Ex-cop on wrong side of the law

A FORMER police officer found himself on the wrong side of the law yesterday as he faced Orange Local Court charged with stealing his former partner’s car and $2500 in cash from her jewellery box.

At the hearing into charges against John Andrew Hegs several police officers who arrested Hegs on April 1 gave evidence, including one who said he drew his service revolver on the accused as he was being arrested because of his recent history of ‘hatred for and willingness to assault’ police.

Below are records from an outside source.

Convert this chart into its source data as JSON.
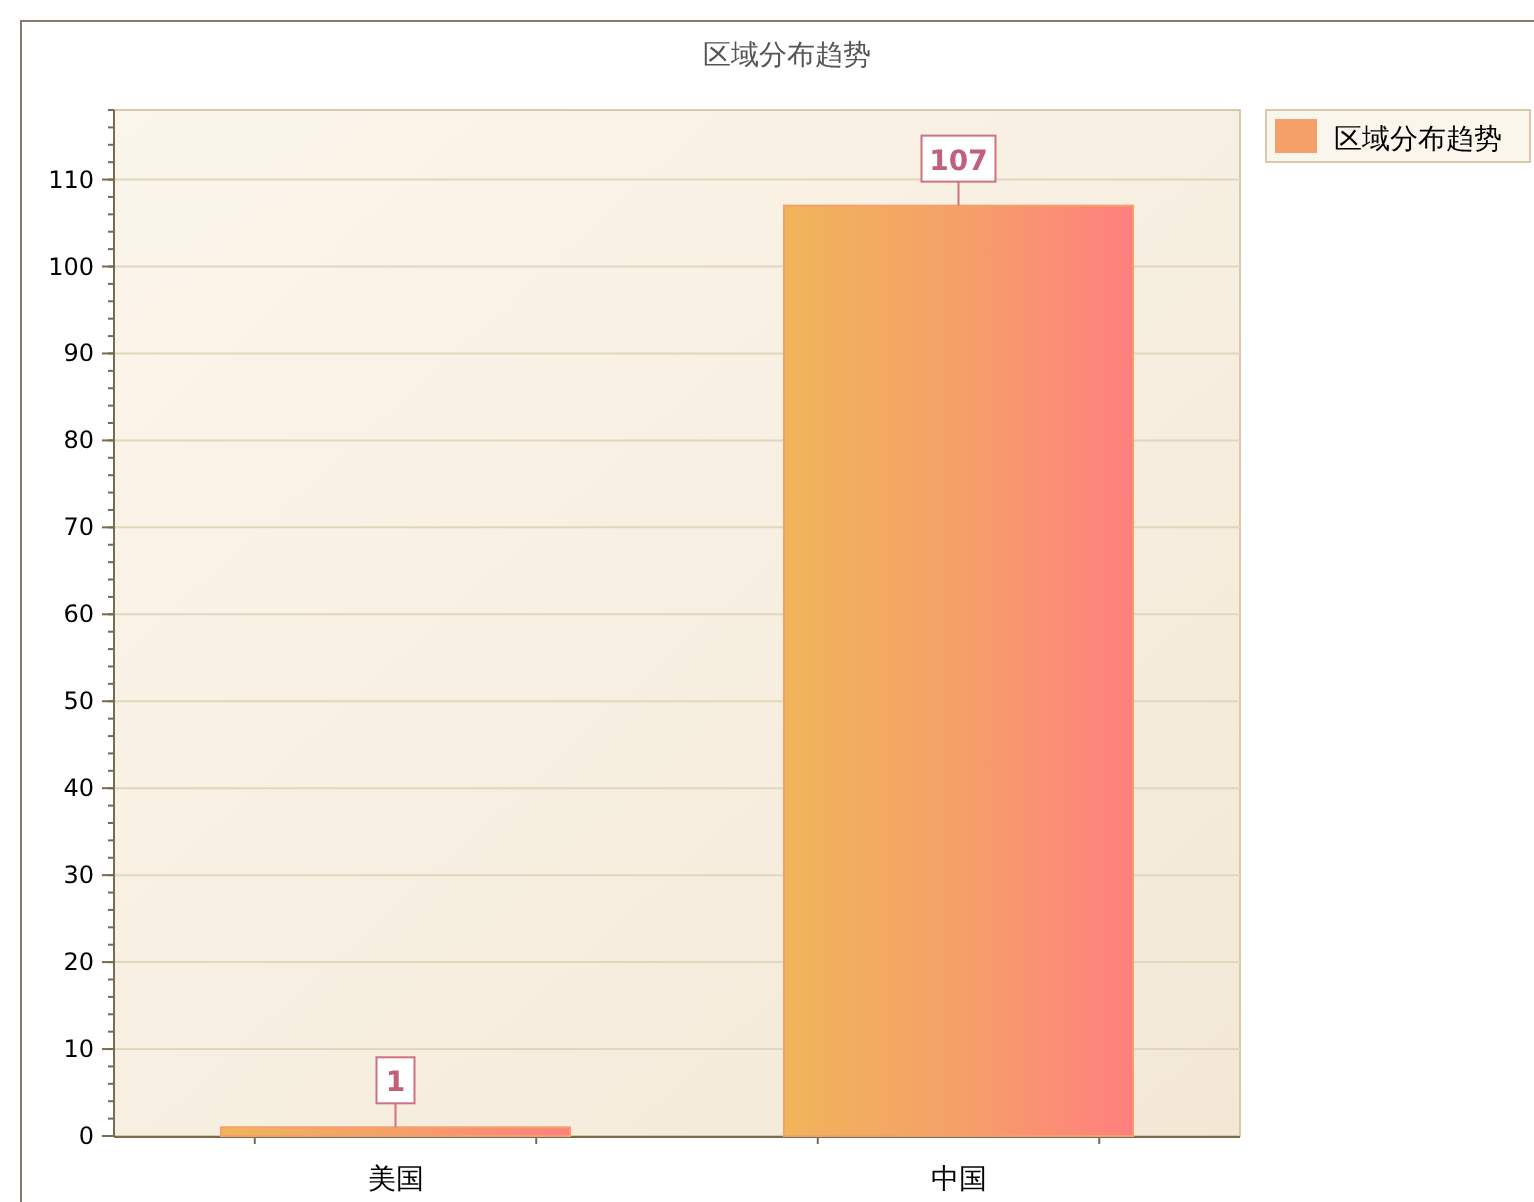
{
  "chart_data": {
    "type": "bar",
    "title": "区域分布趋势",
    "categories": [
      "美国",
      "中国"
    ],
    "series": [
      {
        "name": "区域分布趋势",
        "color": "#f5a068",
        "values": [
          1,
          107
        ]
      }
    ],
    "ylim": [
      0,
      118
    ],
    "yticks": [
      0,
      10,
      20,
      30,
      40,
      50,
      60,
      70,
      80,
      90,
      100,
      110
    ],
    "grid": "y",
    "legend": "top right",
    "data_labels": true
  }
}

Magistrate Terry Lucas dismissed the charge that Hegs had taken the vehicle of his former partner Donna Ind on the property where he carried out fencing and other maintenance work saying he was not reasonably convinced the accused who used the vehicle on a regular basis on the property, took the vehicle without her consent.

However on the charge of stealing $2500 from a jewellery box, Hegs was convicted and fined $500 with $83 court costs and ordered to repay Ms Ind.

Hegs and Ind gave conflicting evidence in the court of their accounts of what happened on the day Hegs was arrested, the status of their relationship, and whether or not Hegs had permission to use the vehicle on the property.

So it was up to Mr Lucas following evidence of several witnesses, to determine who was telling the truth.

Ms Ind told the court the money stolen was half the proceeds of the sale of a horse she had brokered, however Hegs’s solicitor James Horsborough claimed Ms Ind was not telling the truth and had used the money to pay for a family holiday in Sydney with Hegs and their children the weekend before.

Police prosecutor Andy Bobin cross- examined Hegs saying the $1800 found in Hegs’s top pocket by police on the night he was arrested belonged to the victim and discounted Hegs’s evidence he had tucked it in his top pocket as he went out working on the victim’s property in the allegedly stolen vehicle, but instead intended to use the money to finance his problem with alcohol.

“Are you telling the court you loaded up the tools and put the $1800 in your pocket because it helped you work?” Mr Bobin said.

However Hegs’s solicitor James Horsborough told the court the caravan in a shed where Ms Ind had her jewellery box was not locked and could be accessed by other people on the property including employees.

Ms Ind told the court her former partner was an alcoholic, often drinking for days at a time and she called the police when she realised her vehicle was missing because she feared for Hegs’s safety if he drove on the open road without a licence.